Thursday, April 2, 2009

Army of Two

Oh Jesus. Where do I start with this shit?

I guess I knew it was going to be bad. I held off buying it until my brother was up visiting me and until it had dropped in price to $20. Surely at $20 it would be an enjoyable bonding experience with my younger bro. I mean, it's a game specifically designed to be played most enjoyably with two players, right?

The combat is boring and repetitive. Instead of interesting tactical challenges highlighting the need to use both players to their fullest potential, the game tends to simply throw platoon after platoon of gormless pissant soldiers at you. It does have some enemies impervious to frontal attacks that must be flanked, but it doesn't present a novel tactical challenge... it's just another of those dudes you've gotta flank. It feels like some sort of high-resolution Wolfenstein 3D remake, but with cover mechanics and without any of the glee.

The cover system aggravates the shit out of me. Mainly because cover isn't sticky. If you're crouched and near something cover-like, you take cover; move away from the cover, and you take to a run. This makes it difficult to determine whether or not you're actually safe when you're ducked behind a box. It also means that if you slip on the button, you can easily find that you've gone from aiming to running away from cover.

Furthermore, the blind fire system is stupidly broken. Both you and the bad guys have ridiculous accuracy while firing blind. Using an upgraded pistol, I routinely got head shots while blind firing. And, I also routinely got shot the hell up by AI soldiers blind firing at me.

The most aggravating part of the cover system, though, is how little the game designers respect it. When given a cover system and a tactical team, the natural way to play a such a game is by checking and clearing each area as you pass through it so that you don't leave and badguys behind you. Army of Two doesn't want you to play naturally, though. It constantly and irritatingly spawns badguys behind you and on your flanks.
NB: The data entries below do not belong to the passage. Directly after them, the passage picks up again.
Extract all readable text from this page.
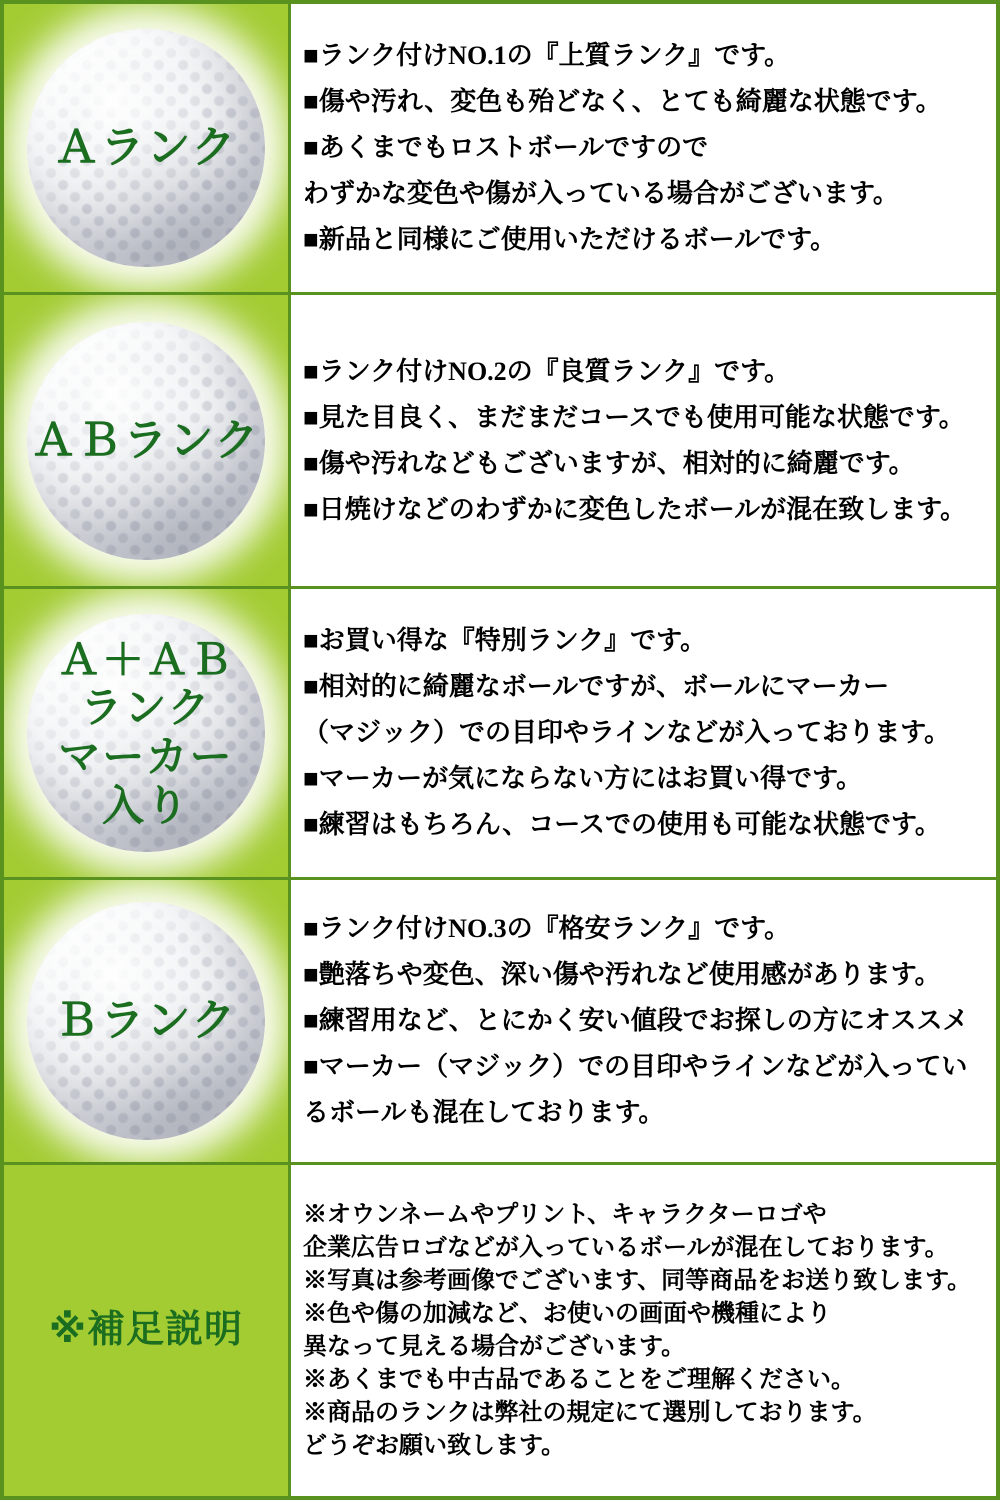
Ａランク
■ランク付けNO.1の『上質ランク』です。
■傷や汚れ、変色も殆どなく、とても綺麗な状態です。
■あくまでもロストボールですので
わずかな変色や傷が入っている場合がございます。
■新品と同様にご使用いただけるボールです。
ＡＢランク
■ランク付けNO.2の『良質ランク』です。
■見た目良く、まだまだコースでも使用可能な状態です。
■傷や汚れなどもございますが、相対的に綺麗です。
■日焼けなどのわずかに変色したボールが混在致します。
Ａ＋ＡＢ
ランク
マーカー
入り
■お買い得な『特別ランク』です。
■相対的に綺麗なボールですが、ボールにマーカー
（マジック）での目印やラインなどが入っております。
■マーカーが気にならない方にはお買い得です。
■練習はもちろん、コースでの使用も可能な状態です。
Ｂランク
■ランク付けNO.3の『格安ランク』です。
■艶落ちや変色、深い傷や汚れなど使用感があります。
■練習用など、とにかく安い値段でお探しの方にオススメ
■マーカー（マジック）での目印やラインなどが入ってい
るボールも混在しております。
※補足説明
※オウンネームやプリント、キャラクターロゴや
企業広告ロゴなどが入っているボールが混在しております。
※写真は参考画像でございます、同等商品をお送り致します。
※色や傷の加減など、お使いの画面や機種により
異なって見える場合がございます。
※あくまでも中古品であることをご理解ください。
※商品のランクは弊社の規定にて選別しております。
どうぞお願い致します。
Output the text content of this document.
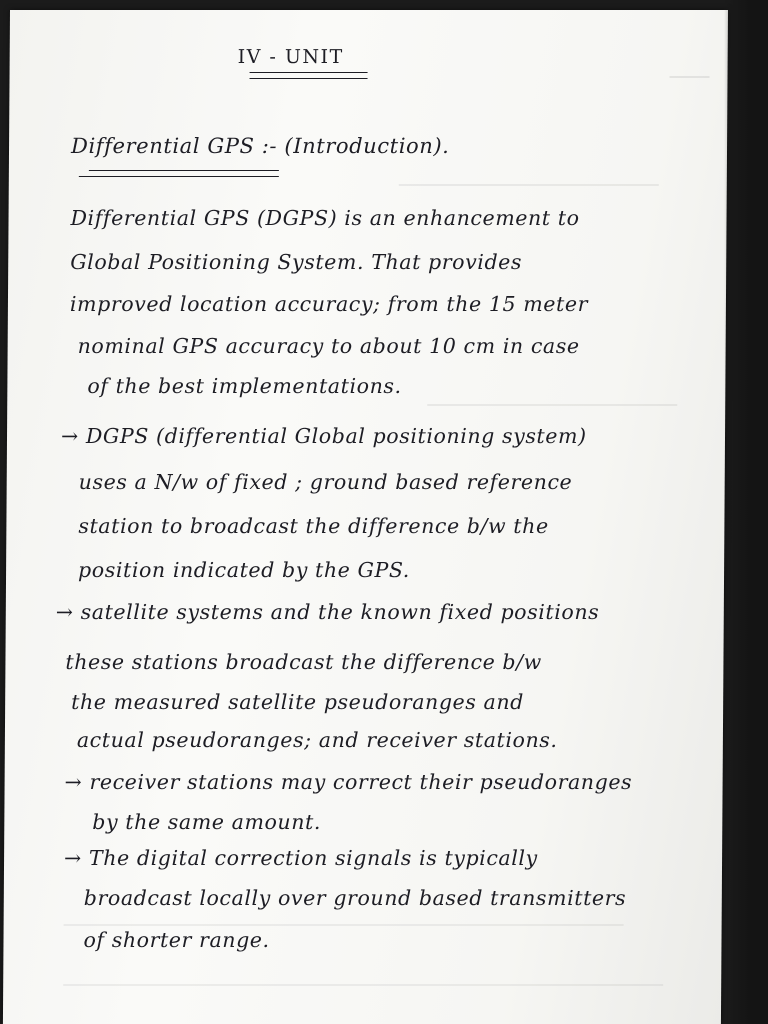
IV - UNIT
Differential GPS :- (Introduction).
Differential GPS (DGPS) is an enhancement to
Global Positioning System. That provides
improved location accuracy; from the 15 meter
nominal GPS accuracy to about 10 cm in case
of the best implementations.
→ DGPS (differential Global positioning system)
uses a N/w of fixed ; ground based reference
station to broadcast the difference b/w the
position indicated by the GPS.
→ satellite systems and the known fixed positions
these stations broadcast the difference b/w
the measured satellite pseudoranges and
actual pseudoranges; and receiver stations.
→ receiver stations may correct their pseudoranges
by the same amount.
→ The digital correction signals is typically
broadcast locally over ground based transmitters
of shorter range.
You'll be in a battle with a small group of dudes, you'll kill one, and suddenly you'll find that there're ten more guys to your left and right. It's like, what's the point of taking cover?

The game dialog is embarrassing, stupid, and macho. The plot is equally trite: you're a soldier, then you're in a private military contractor, then the PMC does something morally questionable, then you fight against them while still making some cash for yourself. It amuses me that this identical plot appears in HAWX, a game about fighter pilots. Apparently, if there's a private military contractor involved, there is only one plot possibility.

Well, maybe there's a twist ending other than the clearly obvious destruction of the PMC. I wouldn't know. Our copy of Army of Two crashed after we had completed one of the most arduous and tedious sections in the game on our third attempt. We made it all the way through, it saved a checkpoint; we watched the next cutscene; it saved a checkpoint; it restarted us in the same hellish quagmire we'd fought our way out of already. Restarting from checkpoint, and reloading the game completely, sent us back to that same hell. At that point, since the game had essentially nothing compelling us to play, we ditched it.

The selection and customization of weaponry is kind of nice. But, the customization really only affects the appearance and some invisible statistics. None of it really changes the way the weapons feel or act. For instance, putting a shield on your gun doesn't seem to actually protect you at all; it just makes enemies notice you quicker. It just means you'll hit the dude slightly more often.

There's one particularly stupid feature I'd like to highlight: the ability to praise or punish your colleague in-game. Now, when I played Golden Axe with my brother back on the Genesis, we both did a perfectly satisfactory job indicating to the other our momentary pleasure or displeasure with the his actions. This was generally accomplished by curses and shouts, although it rarely devolved into fisticuffs. Army of Two, however, thinks I need to have buttons on the controller that, when pressed in proximity to the other character, cause my on-screen avatar to either headbutt or fist-bump my brother's. I think I saw a butt-slap one time, too.

I'd say Army of Two is one of the worst technically competent games I've played recently. I've played worse, but they were worse primarily due to technical defects that detracted from the game experience. There's nothing technically or artistically wrong with Army of Two, it's just stupid and pedestrian. Or maybe I'm just biased since it's the reason I sat close enough to my brother for his airline-acquired chest cold to infect me. It totally isn't worth a week of hacking coughs. Not by a long shot.